1124P - Phase Ib study to evaluate the safety of selinexor (SEL) in combination with pembrolizumab (PEM) in patients with advanced malignancies- the: The melanoma experience

Background

Selinexor is a first-in-class novel, oral potent selective inhibitor of nuclear export, which inhibits the transport protein Exportin-1. Preclinical models have suggested that SEL in combination with checkpoint inhibitor (CPI) would enhance the ability to inhibit the proliferation and survival of tumor cells.

Methods

This open label, single center phase IB combination therapy study in metastatic/locally advanced cancers enrolled either treatment naïve (t/n) pts or pts who relapsed on prior therapies (r/p). The addition of SEL to multiple standard chemotherapy and CPI regimens was tested in parallel, with ARM L using PEM (200g IV q3 weeks) in combination with SEL (starting dose 60mg PO BIW). For this melanoma (MM) cohort, we used recommended phase II dose (RP2D) data obtained from the dose escalation. Primary objective was to establish the safety and tolerability of SEL/PEM. Secondary endpoints included response rate (RR) and progression free survival (PFS).

Results

25 pts MM (13 male) have enrolled, including 6 pts with uveal MM, with a median age of 65.8 years (range 31.4-83). The majority of patients (n=17) had no prior systemic therapies for MM, but 5 pts had +/>3 lines of prior therapy. Most common SEL or PEM related AEs included nausea (68%), vomiting (52%), and anemia (48%).
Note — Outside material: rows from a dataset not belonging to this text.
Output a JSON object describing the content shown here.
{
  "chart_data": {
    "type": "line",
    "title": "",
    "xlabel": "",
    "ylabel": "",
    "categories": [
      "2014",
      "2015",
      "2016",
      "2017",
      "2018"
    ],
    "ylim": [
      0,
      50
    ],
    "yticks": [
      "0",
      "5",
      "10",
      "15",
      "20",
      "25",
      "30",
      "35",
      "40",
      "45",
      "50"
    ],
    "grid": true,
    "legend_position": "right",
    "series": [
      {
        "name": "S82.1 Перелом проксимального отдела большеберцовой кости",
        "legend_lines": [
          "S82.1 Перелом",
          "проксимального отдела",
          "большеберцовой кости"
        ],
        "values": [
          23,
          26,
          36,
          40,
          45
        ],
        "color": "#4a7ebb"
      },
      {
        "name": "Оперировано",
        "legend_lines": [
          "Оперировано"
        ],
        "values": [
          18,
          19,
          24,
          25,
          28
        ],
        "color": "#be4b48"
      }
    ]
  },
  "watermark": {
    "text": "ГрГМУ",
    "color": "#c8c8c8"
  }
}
Three pts discontinued therapy due to AE. At a median follow up of 4.8 months (range 0.1-14.0) three pts achieved a CR (13%), 6 achieved a PR (26%) and 10 (43%) had stable disease (SD). Specifically, the overall RR in non-uveal t/n pts, 54% achieved either a CR (23%) or PR (31%). None of the uveal MM responded (5 pts SD). The median PFS for the entire cohort has not been reached and the 6-month PFS rate was 0.65 (95% CI: 0.46, 0.91). The 9-month PFS rate was 0.57 (95% CI: 0.37, 0.87). The median overall survival (OS) has not been reached, and the 6 months OS rate of 0.81 (95% CI: 0.63, 1). 22/25 pts are still alive.

Conclusions

The RP2D dose was Selinexor 60 mg po BIW and q 3 week PEM in patients with MM. Treatment with SEL/PEM is well-tolerated and shows significant clinical activity with a ORR of 54% compared to historical ORR of 30% with single agent PEM in t/n pts compared to historic single agent PEM. The combination warrants further evaluation.

Clinical trial identification

NCT02419495.

Editorial acknowledgement

Legal entity responsible for the study

University of Texas MD Anderson Cancer Center.

Funding

Karyopharm Therapeutics, Inc.

Disclosure

All authors have declared no conflicts of interest.